Les ministres des Affaires étrangères des deux pays se sont rencontrés en 2007. Deux ans plus tard, le président israélien Shimon Peres et le roi de Bahreïn ont également discuté à New-York, en marge d’une conférence de l’ONU.

La même année, une délégation d’officiels bahreïnis s’est rendue en Israël lors d’un voyage inédit pour récupérer des ressortissants détenus par l’Etat hébreu.

Le parlement bahreïni, ignorant les objections du gouvernement, avait légiféré en octobre 2009 pour interdire tout contact avec Israël. La loi devait être approuvée par un conseil consultatif nommé par le roi, qui l’a rejetée.

« Défendre » Israël

Les printemps arabes de 2011 ont ralenti les efforts de normalisation entre les deux pays, la monarchie faisant face à d’importantes manifestations menées par la communauté chiite pour réclamer des réformes.

En septembre 2016, le ministre des Affaires étrangères bahreïni a rendu hommage à Shimon Peres au moment de la mort de l’ancien leader israélien.

En 2017, une délégation israélienne a été autorisée à participer au congrès de la Fédération internationale de football (FIFA) à Manama.

La même année, un groupe interconfessionnel bahreïni a annoncé avoir envoyé une délégation en Israël pour promouvoir « la tolérance et la coexistence ».

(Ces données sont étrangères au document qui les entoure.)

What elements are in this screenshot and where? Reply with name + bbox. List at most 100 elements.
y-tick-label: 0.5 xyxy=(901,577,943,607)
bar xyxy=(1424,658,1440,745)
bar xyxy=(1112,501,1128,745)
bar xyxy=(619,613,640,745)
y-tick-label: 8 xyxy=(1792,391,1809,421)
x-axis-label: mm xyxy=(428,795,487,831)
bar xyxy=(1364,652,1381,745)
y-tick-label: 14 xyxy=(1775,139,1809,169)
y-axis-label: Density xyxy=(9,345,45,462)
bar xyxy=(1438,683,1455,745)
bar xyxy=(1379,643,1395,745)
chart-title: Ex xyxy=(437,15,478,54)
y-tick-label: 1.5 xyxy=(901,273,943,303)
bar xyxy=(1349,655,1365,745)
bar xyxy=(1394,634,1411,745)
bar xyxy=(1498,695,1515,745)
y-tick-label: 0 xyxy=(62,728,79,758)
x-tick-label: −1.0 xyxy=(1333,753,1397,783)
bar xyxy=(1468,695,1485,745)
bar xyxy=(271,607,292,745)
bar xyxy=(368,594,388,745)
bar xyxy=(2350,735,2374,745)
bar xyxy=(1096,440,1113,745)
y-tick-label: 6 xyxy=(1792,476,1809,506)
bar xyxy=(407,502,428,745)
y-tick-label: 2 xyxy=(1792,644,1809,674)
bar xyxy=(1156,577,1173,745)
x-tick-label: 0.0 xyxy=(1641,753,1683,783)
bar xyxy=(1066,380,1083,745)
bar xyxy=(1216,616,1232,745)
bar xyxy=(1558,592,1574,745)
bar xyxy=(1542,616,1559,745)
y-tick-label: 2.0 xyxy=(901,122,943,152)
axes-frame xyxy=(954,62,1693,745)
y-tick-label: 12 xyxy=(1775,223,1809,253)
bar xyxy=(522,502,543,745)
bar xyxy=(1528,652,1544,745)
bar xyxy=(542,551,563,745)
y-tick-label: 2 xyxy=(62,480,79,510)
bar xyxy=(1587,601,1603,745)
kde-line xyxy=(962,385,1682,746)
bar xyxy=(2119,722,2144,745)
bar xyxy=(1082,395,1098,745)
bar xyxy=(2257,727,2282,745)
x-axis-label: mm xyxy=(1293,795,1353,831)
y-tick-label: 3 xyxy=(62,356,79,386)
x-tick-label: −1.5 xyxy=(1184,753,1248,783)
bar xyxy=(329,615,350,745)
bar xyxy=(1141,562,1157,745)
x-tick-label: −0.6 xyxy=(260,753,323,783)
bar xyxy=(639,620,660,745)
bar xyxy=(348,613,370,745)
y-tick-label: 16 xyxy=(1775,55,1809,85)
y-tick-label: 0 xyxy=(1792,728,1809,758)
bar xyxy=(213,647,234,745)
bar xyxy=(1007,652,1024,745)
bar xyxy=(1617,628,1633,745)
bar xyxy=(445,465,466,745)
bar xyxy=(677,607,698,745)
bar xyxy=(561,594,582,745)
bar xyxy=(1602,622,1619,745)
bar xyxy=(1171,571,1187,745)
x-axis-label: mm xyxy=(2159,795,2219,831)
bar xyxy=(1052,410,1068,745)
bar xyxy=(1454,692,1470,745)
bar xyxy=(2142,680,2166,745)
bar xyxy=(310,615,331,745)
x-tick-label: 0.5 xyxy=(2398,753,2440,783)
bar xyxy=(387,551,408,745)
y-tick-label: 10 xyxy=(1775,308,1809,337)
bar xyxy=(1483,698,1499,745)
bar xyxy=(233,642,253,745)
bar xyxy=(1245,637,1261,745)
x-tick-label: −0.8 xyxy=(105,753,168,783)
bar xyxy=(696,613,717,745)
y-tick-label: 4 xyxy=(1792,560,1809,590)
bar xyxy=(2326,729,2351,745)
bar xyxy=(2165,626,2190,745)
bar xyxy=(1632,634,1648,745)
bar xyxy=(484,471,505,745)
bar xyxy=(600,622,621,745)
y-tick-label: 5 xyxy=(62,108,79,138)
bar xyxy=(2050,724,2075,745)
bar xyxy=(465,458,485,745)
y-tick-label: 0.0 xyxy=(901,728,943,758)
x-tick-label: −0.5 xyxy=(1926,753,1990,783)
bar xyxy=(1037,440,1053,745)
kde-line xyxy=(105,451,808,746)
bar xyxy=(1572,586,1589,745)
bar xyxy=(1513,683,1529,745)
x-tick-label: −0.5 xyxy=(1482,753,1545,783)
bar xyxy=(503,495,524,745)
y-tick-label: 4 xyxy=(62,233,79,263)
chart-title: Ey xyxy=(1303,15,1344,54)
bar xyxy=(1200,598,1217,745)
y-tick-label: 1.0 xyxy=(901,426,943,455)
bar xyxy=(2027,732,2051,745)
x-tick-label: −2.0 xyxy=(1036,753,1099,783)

En mai 2018, le ministre des Affaires étrangères de Bahreïn a soutenu le droit d’Israël à « se défendre » après que l’armée israélienne avait affirmé avoir visé des dizaines de cibles militaires iraniennes en Syrie, en guerre, où Téhéran soutient le régime.

Intensification des efforts

En juin 2019, un atelier économique organisé par les Etats-Unis à Bahreïn a ouvert la porte à un rapprochement entre Israël et les pays du Golfe. Dans une interview inédite par un journaliste israélien, le ministre des Affaires étrangères bahreïni avait affirmé qu’Israël faisait partie de l’héritage régional.

Un mois plus tard, le chef de la diplomatie israélienne a annoncé avoir rencontré son homologue bahreïni lors d’une visite à Washington.

En octobre 2019, des représentants de plus de 60 pays, dont Israël, se sont retrouvés à Bahreïn pour discuter de sécurité maritime.

Bahreïn a été le premier pays du Golfe à saluer l’accord « historique » de normalisation des relations entre Israël et les Emirats arabes unis, annoncé le 13 août.

Le roi Hamad ben Issa Al-Khalifa avait toutefois affirmé au secrétaire d’Etat américain en visite dans le royaume qu’il restait engagé à l’initiative de paix arabe, qui exige un retrait total d’Israël des territoires palestiniens.

Manama avait quand même accepté que les avions entre Israël et les Emirats survolent son royaume.